Stryker ground his teeth as grief tore through him anew. How he wished he could take back that moment.

But it was done and he couldn't live until he had made sure that Acheron knew this pain firsthand. That Acheron suffered out his eternity in bitter anguish. Something that was made more difficult by his need to make it all happen beneath Apollymi's radar.

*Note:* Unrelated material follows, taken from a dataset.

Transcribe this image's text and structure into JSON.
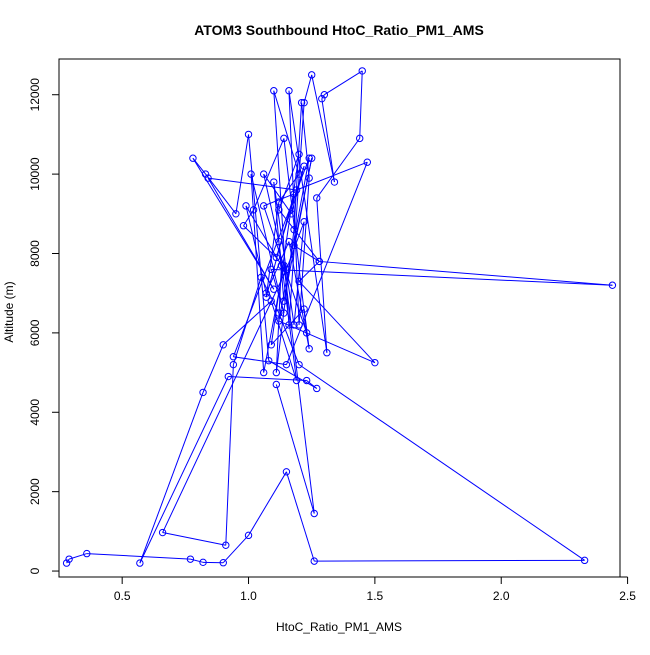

When you served a goddess, it was difficult to find time for personal revenge that she'd probably disapprove of. But Stryker would be unstoppable until everyone Acheron held dear lay permanently dead in their graves. Already he had caused the death of Nick Gautier and his mother, Cherise.

There were only three others who meant anything to the Atlantean prince. The Charonte demon, Simi, who would be virtually impossible to kill—but then, where there was a will, there was always a way. The human child, Marissa Hunter, and Alexion.